Of course, that’s not how everybody experienced it at the time. In amongst the dewy-eyed reminiscences of peace and love, you’ll find descriptions of 15-mile traffic queues, basic sanitation that was quickly overwhelmed by a crowd ten times larger than anyone had anticipated, scheduling delays, sound problems – and a devastating storm that ripped through the festival on Saturday night and turned the field into a quagmire. If it happened at Glastonbury, people would be wanting their money back.
So it’s probably just as well that the song which best articulates ‘the spirit of Woodstock’ was written by someone who wasn’t actually there.
Joni Mitchell was supposed to be playing a small set at Woodstock, but her manager, terrified that the traffic gridlock would disrupt a scheduled TV appearance, made her pull out. She wrote the song ‘Woodstock’ in a Manhattan apartment.
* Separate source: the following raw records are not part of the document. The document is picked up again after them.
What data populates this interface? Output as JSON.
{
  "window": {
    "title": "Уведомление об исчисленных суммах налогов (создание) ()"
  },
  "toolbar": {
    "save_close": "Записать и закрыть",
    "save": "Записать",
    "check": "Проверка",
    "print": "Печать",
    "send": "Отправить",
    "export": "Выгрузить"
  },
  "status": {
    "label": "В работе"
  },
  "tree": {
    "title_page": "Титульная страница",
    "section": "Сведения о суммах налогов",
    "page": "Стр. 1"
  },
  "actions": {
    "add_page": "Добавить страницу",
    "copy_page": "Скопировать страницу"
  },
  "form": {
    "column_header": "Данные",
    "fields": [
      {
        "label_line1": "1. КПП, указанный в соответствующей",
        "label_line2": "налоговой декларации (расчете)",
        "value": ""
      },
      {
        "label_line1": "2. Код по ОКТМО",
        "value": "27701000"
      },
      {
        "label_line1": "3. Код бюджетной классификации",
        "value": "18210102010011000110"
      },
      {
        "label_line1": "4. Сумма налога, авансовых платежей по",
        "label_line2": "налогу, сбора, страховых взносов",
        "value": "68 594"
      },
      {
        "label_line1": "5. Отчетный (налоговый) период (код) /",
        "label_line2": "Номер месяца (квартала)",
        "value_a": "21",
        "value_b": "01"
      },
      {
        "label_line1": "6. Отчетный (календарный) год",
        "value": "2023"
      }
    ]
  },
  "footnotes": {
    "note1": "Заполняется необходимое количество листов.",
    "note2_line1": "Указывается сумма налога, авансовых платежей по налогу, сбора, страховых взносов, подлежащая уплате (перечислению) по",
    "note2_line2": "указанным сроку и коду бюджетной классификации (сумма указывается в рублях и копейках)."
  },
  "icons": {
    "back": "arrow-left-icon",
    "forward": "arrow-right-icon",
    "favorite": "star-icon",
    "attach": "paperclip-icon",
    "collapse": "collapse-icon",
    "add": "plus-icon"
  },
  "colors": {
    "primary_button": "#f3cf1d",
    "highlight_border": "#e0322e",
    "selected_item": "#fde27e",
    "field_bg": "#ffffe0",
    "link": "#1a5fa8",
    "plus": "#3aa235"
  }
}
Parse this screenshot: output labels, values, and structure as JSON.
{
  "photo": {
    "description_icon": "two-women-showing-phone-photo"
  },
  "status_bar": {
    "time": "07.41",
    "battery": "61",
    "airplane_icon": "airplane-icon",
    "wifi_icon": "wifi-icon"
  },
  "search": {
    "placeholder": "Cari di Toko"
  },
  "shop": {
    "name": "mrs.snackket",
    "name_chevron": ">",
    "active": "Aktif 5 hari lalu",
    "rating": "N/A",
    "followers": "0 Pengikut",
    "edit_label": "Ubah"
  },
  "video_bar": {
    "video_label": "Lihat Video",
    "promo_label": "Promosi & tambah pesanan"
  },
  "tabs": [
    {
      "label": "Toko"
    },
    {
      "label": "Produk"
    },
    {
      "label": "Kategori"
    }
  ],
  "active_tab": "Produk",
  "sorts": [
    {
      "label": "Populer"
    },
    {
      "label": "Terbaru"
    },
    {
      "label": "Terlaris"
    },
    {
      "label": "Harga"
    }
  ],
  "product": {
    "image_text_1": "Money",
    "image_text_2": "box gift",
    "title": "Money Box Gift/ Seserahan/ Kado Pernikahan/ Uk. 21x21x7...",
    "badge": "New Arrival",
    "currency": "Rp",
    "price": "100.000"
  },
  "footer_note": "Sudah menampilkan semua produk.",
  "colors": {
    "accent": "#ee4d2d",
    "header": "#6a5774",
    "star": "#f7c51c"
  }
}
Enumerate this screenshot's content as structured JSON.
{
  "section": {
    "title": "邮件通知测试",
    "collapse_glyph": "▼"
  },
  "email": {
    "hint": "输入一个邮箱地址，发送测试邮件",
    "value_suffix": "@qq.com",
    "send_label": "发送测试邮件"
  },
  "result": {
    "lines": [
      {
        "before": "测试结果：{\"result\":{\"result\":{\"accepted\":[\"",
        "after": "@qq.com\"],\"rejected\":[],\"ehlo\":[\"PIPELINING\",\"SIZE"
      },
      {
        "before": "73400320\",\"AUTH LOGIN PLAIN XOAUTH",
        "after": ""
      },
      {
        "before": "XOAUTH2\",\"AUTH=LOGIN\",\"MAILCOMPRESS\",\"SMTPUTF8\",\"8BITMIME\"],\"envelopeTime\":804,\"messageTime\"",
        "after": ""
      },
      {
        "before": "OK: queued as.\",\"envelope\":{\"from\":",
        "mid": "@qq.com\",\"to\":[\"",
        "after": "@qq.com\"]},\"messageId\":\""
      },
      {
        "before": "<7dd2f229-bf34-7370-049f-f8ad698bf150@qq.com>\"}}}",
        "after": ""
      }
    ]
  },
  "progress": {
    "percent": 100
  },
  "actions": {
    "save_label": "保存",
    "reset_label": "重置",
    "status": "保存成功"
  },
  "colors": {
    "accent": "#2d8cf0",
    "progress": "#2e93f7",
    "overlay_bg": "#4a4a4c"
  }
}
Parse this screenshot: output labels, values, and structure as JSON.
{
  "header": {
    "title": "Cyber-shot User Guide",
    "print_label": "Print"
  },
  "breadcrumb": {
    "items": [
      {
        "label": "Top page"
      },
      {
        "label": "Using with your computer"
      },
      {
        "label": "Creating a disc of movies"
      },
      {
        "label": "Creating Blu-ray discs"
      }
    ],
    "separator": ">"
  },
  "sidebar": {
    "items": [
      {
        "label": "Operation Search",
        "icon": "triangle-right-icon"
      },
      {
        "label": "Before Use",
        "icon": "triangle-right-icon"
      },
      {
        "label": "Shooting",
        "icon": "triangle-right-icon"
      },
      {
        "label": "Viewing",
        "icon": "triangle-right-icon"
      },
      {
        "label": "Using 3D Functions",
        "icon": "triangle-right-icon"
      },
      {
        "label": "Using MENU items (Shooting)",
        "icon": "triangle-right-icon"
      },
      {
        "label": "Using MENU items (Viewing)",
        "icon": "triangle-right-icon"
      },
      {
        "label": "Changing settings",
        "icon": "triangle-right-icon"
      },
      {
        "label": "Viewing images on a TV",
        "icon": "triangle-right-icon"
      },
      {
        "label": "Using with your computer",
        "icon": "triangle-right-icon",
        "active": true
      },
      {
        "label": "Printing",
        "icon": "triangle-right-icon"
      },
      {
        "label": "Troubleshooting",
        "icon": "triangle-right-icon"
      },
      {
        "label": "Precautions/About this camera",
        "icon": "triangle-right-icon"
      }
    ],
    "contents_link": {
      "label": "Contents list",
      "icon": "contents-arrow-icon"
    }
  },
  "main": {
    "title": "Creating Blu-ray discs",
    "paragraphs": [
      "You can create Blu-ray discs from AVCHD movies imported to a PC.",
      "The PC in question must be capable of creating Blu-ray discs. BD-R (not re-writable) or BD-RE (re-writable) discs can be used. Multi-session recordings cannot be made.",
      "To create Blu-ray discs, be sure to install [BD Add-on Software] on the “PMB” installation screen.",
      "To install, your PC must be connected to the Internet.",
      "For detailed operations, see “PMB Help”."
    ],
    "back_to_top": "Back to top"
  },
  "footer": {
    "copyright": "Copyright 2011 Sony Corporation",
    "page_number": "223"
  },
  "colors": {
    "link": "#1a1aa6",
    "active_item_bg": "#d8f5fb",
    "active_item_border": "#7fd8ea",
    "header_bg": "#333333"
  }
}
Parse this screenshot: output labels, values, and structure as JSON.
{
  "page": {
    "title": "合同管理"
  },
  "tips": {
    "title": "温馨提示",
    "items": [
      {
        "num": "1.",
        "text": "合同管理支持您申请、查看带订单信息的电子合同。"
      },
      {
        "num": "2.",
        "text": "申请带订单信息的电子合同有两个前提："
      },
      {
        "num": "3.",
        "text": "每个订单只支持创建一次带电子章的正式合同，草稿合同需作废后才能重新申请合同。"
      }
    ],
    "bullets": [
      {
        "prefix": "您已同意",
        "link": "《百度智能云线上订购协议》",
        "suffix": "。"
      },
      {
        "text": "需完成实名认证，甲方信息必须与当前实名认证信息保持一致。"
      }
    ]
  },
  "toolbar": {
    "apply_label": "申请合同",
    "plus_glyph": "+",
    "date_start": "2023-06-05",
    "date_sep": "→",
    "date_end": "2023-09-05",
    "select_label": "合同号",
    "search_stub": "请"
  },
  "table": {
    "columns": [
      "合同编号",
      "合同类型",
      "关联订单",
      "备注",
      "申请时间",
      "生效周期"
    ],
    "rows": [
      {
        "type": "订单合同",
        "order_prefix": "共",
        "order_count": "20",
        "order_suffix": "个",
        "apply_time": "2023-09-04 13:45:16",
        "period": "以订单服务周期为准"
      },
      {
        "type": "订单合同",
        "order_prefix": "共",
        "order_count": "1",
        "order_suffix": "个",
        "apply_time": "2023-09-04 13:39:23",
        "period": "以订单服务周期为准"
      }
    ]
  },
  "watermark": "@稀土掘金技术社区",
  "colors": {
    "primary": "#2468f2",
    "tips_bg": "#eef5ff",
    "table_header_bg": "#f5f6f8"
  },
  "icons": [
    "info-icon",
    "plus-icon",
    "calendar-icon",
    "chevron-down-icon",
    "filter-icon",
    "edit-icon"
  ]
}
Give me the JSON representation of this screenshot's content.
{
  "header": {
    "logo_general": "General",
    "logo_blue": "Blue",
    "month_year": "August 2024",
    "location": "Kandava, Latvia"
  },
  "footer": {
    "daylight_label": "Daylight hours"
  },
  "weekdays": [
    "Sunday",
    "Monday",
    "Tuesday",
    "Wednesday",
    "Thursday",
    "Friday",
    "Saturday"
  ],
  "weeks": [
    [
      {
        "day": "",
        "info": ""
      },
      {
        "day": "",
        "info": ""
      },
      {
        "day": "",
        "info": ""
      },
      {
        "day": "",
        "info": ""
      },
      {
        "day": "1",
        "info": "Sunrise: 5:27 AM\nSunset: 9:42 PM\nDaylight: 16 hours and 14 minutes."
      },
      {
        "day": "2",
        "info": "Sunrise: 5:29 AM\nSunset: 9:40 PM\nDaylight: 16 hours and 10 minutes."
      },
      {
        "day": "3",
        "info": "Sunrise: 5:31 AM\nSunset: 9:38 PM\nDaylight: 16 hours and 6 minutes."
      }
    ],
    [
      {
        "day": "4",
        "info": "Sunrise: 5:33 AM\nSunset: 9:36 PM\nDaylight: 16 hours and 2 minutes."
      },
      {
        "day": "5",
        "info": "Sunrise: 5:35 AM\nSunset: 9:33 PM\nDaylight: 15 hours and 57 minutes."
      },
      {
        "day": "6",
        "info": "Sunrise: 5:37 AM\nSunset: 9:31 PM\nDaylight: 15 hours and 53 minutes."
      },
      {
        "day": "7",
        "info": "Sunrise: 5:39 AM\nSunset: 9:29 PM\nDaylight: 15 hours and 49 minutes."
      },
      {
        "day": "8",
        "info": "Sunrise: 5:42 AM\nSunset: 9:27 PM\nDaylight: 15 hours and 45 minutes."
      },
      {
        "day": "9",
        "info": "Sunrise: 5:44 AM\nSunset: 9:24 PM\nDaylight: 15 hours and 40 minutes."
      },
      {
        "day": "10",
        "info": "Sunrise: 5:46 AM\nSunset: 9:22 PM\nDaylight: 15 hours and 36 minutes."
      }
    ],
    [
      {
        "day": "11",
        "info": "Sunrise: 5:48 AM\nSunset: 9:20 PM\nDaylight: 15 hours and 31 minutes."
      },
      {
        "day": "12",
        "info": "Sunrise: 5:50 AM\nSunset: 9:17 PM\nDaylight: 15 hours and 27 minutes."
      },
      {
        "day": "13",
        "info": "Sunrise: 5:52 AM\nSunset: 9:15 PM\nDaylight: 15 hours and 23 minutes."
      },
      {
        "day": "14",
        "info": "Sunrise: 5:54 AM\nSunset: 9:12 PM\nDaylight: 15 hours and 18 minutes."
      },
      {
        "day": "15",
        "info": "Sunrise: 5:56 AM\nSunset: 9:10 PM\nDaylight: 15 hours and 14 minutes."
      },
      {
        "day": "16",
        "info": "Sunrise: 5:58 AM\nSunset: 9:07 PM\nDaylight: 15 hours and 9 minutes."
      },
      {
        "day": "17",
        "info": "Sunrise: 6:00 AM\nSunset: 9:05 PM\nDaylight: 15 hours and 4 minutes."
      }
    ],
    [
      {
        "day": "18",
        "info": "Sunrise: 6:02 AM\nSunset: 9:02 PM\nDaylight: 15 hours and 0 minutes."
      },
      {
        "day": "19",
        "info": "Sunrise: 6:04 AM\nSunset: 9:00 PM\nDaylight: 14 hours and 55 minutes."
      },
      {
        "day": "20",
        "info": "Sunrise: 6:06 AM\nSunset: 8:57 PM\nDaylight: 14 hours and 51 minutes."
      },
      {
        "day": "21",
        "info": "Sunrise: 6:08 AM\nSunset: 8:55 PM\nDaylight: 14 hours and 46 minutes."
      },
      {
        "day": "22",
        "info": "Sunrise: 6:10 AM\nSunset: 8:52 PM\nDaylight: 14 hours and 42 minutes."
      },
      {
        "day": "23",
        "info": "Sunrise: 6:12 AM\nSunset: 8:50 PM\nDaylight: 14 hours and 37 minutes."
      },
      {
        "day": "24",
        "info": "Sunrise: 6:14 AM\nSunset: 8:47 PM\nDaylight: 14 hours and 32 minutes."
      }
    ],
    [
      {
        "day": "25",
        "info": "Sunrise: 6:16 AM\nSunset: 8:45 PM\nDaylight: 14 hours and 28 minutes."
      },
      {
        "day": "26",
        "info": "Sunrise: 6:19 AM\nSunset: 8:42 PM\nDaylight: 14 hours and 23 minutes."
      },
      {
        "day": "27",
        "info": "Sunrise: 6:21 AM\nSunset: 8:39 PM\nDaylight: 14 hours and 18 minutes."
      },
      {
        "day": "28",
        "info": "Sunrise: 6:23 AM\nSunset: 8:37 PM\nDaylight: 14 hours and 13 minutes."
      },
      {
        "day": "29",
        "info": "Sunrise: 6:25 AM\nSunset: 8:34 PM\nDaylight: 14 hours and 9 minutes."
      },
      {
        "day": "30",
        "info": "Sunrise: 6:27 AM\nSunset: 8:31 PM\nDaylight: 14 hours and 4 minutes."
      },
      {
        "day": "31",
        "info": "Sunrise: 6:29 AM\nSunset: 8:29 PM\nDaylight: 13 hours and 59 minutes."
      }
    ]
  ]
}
David Crosby (who was at the festival and later became one of 347 artists to cover the song) described Mitchell’s song as ‘the perfect description’ of what Woodstock represented, rather than what it actually was.
When Crosby, Stills and Nash released their version of it, it went straight to number one – alongside the three-hour film of the festival, which filled cinemas up and down America, as an entire generation suddenly wanted to be a part of what was becoming a cultural phenomenon.
So, when baby boomers talk about Woodstock, they’re not usually talking about the festival itself. They’re talking about the spirit of the festival, as articulated in the song and the film.
That’s the thing about change. When you’re experiencing it, it often feels difficult and uncomfortable and chaotic.
Which is why, sometimes, you need to just take a step back and make sense of it. If you can do that, if you can articulate the change in a way that captures what it means, why it matters and how it feels when it’s at its best – that’s when you’ve got a chance of making the change stick.
If all anybody remembers is the mud and the traffic jams, you’ll never change anything.